Similar issues arise in the context of communication protocols in which the anonymity of senders may need to protect. A message is said to sender k-anonymous. If it is guaranteed that an attacker can at most narrow down the identity of the sender to k-individuals. Similarly a message is said to receiver k-anonymous, if it is guaranteed that an attacker can at most narrow down the identity of the receiver to k individuals.


Background Knowledge Attack

Anatomy as an alternative anonymization technique to generalization. Anatomy releases all the quasiidentifier and sensitive data directly into two separate tables proposed an anatomizing algorithm to compute the anatomized tables. The algorithm first hashes the records into buckets based on the sensitive attribute, i.e., records with the same sensitive values are in the same bucket. Then the algorithm iteratively obtains the buckets that currently have the largest number of records and selects one record from each of the buckets to form a group. Each re- maining record is then assigned to an existing group.

Unsorted Matching Attack

This attack is based on the order in which tuples appear in the released table. While we have maintained the use of a relational model, and so the order of tuples cannot be assumed, in real-world use this is often a problem. It can be corrected of course, by randomly sorting the tuples of the solution.

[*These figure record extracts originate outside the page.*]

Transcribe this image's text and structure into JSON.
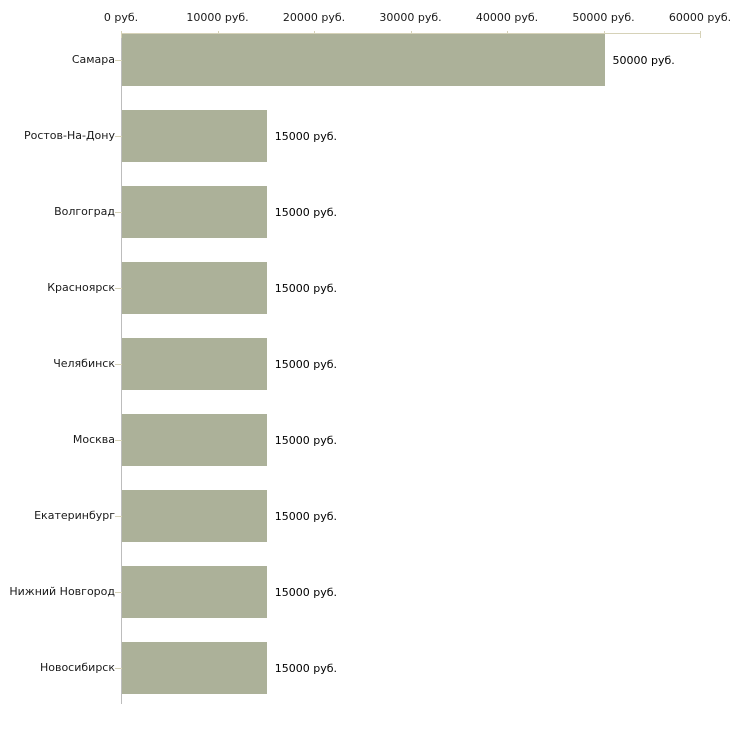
{
  "chart_data": {
    "type": "bar",
    "orientation": "horizontal",
    "title": "",
    "xlabel": "",
    "ylabel": "",
    "unit": "руб.",
    "xlim": [
      0,
      60000
    ],
    "grid": false,
    "legend": "none",
    "categories": [
      "Самара",
      "Ростов-На-Дону",
      "Волгоград",
      "Красноярск",
      "Челябинск",
      "Москва",
      "Екатеринбург",
      "Нижний Новгород",
      "Новосибирск"
    ],
    "values": [
      50000,
      15000,
      15000,
      15000,
      15000,
      15000,
      15000,
      15000,
      15000
    ],
    "value_labels": [
      "50000 руб.",
      "15000 руб.",
      "15000 руб.",
      "15000 руб.",
      "15000 руб.",
      "15000 руб.",
      "15000 руб.",
      "15000 руб.",
      "15000 руб."
    ],
    "tick_labels": [
      "0 руб.",
      "10000 руб.",
      "20000 руб.",
      "30000 руб.",
      "40000 руб.",
      "50000 руб.",
      "60000 руб."
    ],
    "colors": {
      "bar": "#acb199",
      "top_axis": "#d6d2b8",
      "left_axis": "#bdbdbd",
      "text": "#1a1a1a"
    }
  }
}
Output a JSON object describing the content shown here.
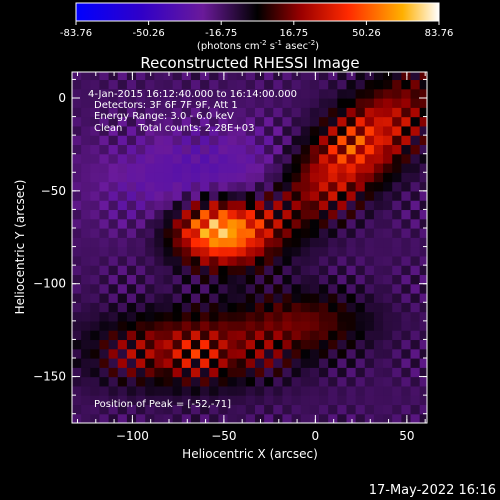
{
  "colorbar": {
    "ticks": [
      "-83.76",
      "-50.26",
      "-16.75",
      "16.75",
      "50.26",
      "83.76"
    ],
    "units": "(photons cm",
    "units_exp1": "-2",
    "units_mid": " s",
    "units_exp2": "-1",
    "units_mid2": " asec",
    "units_exp3": "-2",
    "units_end": ")"
  },
  "chart_data": {
    "type": "heatmap",
    "title": "Reconstructed RHESSI Image",
    "xlabel": "Heliocentric X (arcsec)",
    "ylabel": "Heliocentric Y (arcsec)",
    "xlim": [
      -133,
      61
    ],
    "ylim": [
      -175,
      14
    ],
    "xticks": [
      -100,
      -50,
      0,
      50
    ],
    "yticks": [
      0,
      -50,
      -100,
      -150
    ],
    "xtick_labels": [
      "−100",
      "−50",
      "0",
      "50"
    ],
    "ytick_labels": [
      "0",
      "−50",
      "−100",
      "−150"
    ],
    "colorbar_range": [
      -83.76,
      83.76
    ],
    "annotations": [
      "4-Jan-2015 16:12:40.000 to 16:14:00.000",
      "Detectors: 3F 6F 7F 9F, Att 1",
      "Energy Range: 3.0 - 6.0 keV",
      "Clean     Total counts: 2.28E+03"
    ],
    "peak_label": "Position of Peak = [-52,-71]",
    "peak": [
      -52,
      -71
    ]
  },
  "footer": {
    "date": "17-May-2022 16:16"
  }
}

Otherwise, the release of a related table can leak sensitive information.
Solution: Random shuffling of rows.

Complementary Release Attack

It is more common that the attributes that constitute the quasi-identifier are themselves a subset of the attributes released. As a result, when a k-minimal solution, which we will call table T is released, it should be considered as joining other external information. Therefore, subsequent releases of generalizations of the same privately held information must consider all of the released attributes of T a quasi-identifier to prohibit linking on T, unless of course, subsequent releases are themselves generalizations of T.
1) Consider all of the released tables before release the new one, and try to avoid linking.
2) Other data holders may release some data that can be used in this kind of attack. Generally, this kind of at-tack is hard to be prohibited complete

Temporal Attack

Data collections are dynamic. Tuples are added, changed, and removed constantly. As a result, releases of generalized data over time can be subject to a temporal inference attack.
Solution: Subsequent releases must use the already re- leased table.


This paper, discussed about various approaches and techniques used in privacy preservation of data mining. Due to the large collection of information, it is important to maintain the Privacy of sensitive information. Each technique has its own advantages and dis-advantages. Most privacy attacks can be effectively destroyed by the advanced techniques and approaches. In distributed privacy preserving data mining areas, efficiency is an essential issue. Privacy and accuracy is the pair of contradiction; improving one usually incurs a cost in other. All methods are approximate to our goal of privacy preservation, we need to further perfect those approaches or develop some efficient methods.